バチカンから見た世界(36) 文・宮平宏(本紙バチカン支局長)
“ヒバクシャ”の声に耳を傾けよ――ローマ教皇
「核兵器の全面的廃絶のための国際デー」にあたる9月26日、ローマ教皇フランシスコは「この死の道具を廃絶していくために、核不拡散条約(NPT)を機能させ、核兵器のない世界に向けて取り組んでいきましょう」とツイートした。教皇のアカウントは、9カ国語(イタリア語、スペイン語、英語、ポルトガル語、ポーランド語、ラテン語、フランス語、ドイツ語、アラビア語)で展開されており、全世界で約3700万人(8月2日現在)がフォローしている。
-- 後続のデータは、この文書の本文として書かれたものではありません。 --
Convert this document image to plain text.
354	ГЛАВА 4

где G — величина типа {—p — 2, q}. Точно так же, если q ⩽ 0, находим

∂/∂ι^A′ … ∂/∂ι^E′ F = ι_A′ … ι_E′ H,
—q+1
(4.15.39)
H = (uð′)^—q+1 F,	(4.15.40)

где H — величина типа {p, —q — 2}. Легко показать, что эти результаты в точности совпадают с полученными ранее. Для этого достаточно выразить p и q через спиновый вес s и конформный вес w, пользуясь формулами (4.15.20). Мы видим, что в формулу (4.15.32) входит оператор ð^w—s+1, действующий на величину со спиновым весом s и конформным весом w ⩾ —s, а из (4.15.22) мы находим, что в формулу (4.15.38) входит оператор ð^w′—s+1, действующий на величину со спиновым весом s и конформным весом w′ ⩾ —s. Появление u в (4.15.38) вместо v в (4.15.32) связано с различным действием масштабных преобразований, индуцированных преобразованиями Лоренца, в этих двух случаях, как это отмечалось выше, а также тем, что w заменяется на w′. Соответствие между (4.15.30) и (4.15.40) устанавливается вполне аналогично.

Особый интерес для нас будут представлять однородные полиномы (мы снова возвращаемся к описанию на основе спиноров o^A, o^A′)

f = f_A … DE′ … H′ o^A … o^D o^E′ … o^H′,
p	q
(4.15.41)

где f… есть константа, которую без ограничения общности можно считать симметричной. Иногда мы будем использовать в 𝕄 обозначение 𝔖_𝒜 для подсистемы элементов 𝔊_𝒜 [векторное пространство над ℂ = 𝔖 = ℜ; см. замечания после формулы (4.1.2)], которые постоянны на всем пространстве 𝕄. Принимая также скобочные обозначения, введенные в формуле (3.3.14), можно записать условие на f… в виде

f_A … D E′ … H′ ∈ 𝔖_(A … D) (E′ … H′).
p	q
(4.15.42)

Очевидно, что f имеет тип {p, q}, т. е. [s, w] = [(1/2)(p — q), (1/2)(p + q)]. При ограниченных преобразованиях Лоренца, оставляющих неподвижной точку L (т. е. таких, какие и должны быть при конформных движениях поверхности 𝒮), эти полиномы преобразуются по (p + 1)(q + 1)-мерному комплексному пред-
教皇がNPTに言及した背景には、北朝鮮がNPTの締約国でありながら、離脱を表明して核開発を続ける問題があるからだとされる。これに先立つ同20日、ニューヨークの国連本部で核兵器禁止条約の署名式典が行われ、同市国を代表してバチカン外務局局長のポール・リチャード・ギャラガー大司教が出席し、署名していた。
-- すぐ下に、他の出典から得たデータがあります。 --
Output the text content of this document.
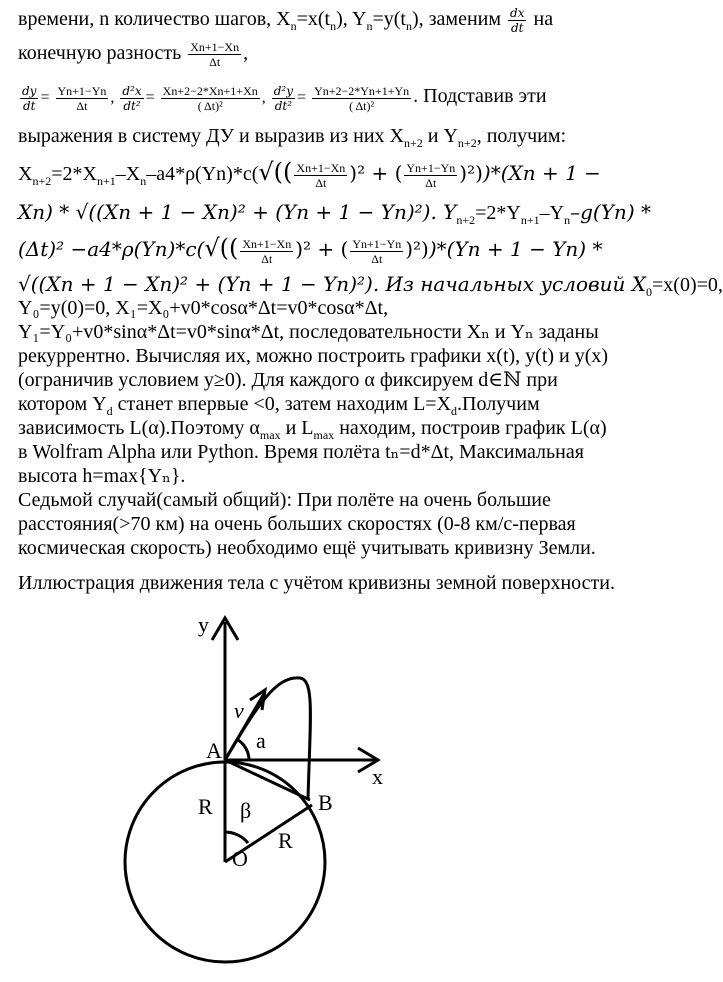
времени, n количество шагов, $X_n=x(t_n)$, $Y_n=y(t_n)$, заменим $\frac{dx}{dt}$ на
конечную разность $\frac{Xn+1-Xn}{\Delta t}$ ,
$\frac{dy}{dt} = \frac{Yn+1-Yn}{\Delta t}$ , $\frac{\text{d²x}}{\text{dt²}} = \frac{Xn+2-2*Xn+1+Xn}{\text{( Δt)²}}$ , $\frac{\text{d²y}}{\text{dt²}} = \frac{Yn+2-2*Yn+1+Yn}{\text{( Δt)²}}$ . Подставив эти
выражения в систему ДУ и выразив из них $X_{n+2}$ и $Y_{n+2}$, получим:
$X_{n+2}=2*X_{n+1}-X_n-a4*\rho(Yn)*c(√(( \frac{Xn+1-Xn}{\Delta t} )^2$ + ( $\frac{Yn+1-Yn}{\Delta t} )^2))*(Xn + 1$ −
Xn) * √((Xn + 1 − Xn)² + (Yn + 1 − Yn)²). $Y_{n+2}=2*Y_{n+1}-Y_n-g(Yn)$ *
$(\Delta t)^2 -a4*\rho(Yn)*c(√(( \frac{Xn+1-Xn}{\Delta t} )^2$ + ( $\frac{Yn+1-Yn}{\Delta t} )^2))*(Yn + 1 - Yn)$ *
√((Xn + 1 − Xn)² + (Yn + 1 − Yn)²). Из начальных условий $X_0=x(0)=0$,
Y₀=y(0)=0, X₁=X₀+v0*cosα*Δt=v0*cosα*Δt,
Y₁=Y₀+v0*sinα*Δt=v0*sinα*Δt, последовательности Xₙ и Yₙ заданы
рекуррентно. Вычисляя их, можно построить графики x(t), y(t) и y(x)
(ограничив условием y≥0). Для каждого α фиксируем d∈ℕ при
котором $Y_d$ станет впервые <0, затем находим $L=X_d.Получим$
зависимость L(α).Поэтому $\alpha_{max}$ и $L_{max}$ находим, построив график L(α)
в Wolfram Alpha или Python. Время полёта tₙ=d*Δt, Максимальная
высота h=max{Yₙ}.
Седьмой случай(самый общий): При полёте на очень большие
расстояния(>70 км) на очень больших скоростях (0-8 км/с-первая
космическая скорость) необходимо ещё учитывать кривизну Земли.
Иллюстрация движения тела с учётом кривизны земной поверхности.
y
x
v
a
A
B
R
R
β
O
同26日のバチカン放送は、「フランシスコは、彼が教皇に選出されて以来、大きな人道上の影響をもたらし、各国の富を浪費するだけの核兵器の廃絶を強く訴えてきた」と報道。この中で、同放送による「教皇のアピールは、世界で聞き入れられたか?」との質問に対し、バチカン人間開発のための部署次官のシルバーノ・トマシ大司教は、「教皇フランシスコが2014年(教皇に選出された翌年)、オーストリア・ウィーンで開催された第3回『核兵器の人道的影響に関する国際会議』にメッセージを送り、核兵器の使用のみならず、保有をも容認しないとの立場を表明した」と強調した。さらに、この国際会議を機に創設された核兵器禁止条約の交渉会議の委員長に、教皇は「具体的な提案」を記した親書を送り、提案が条約に「実質的に盛り込まれた」と明かした。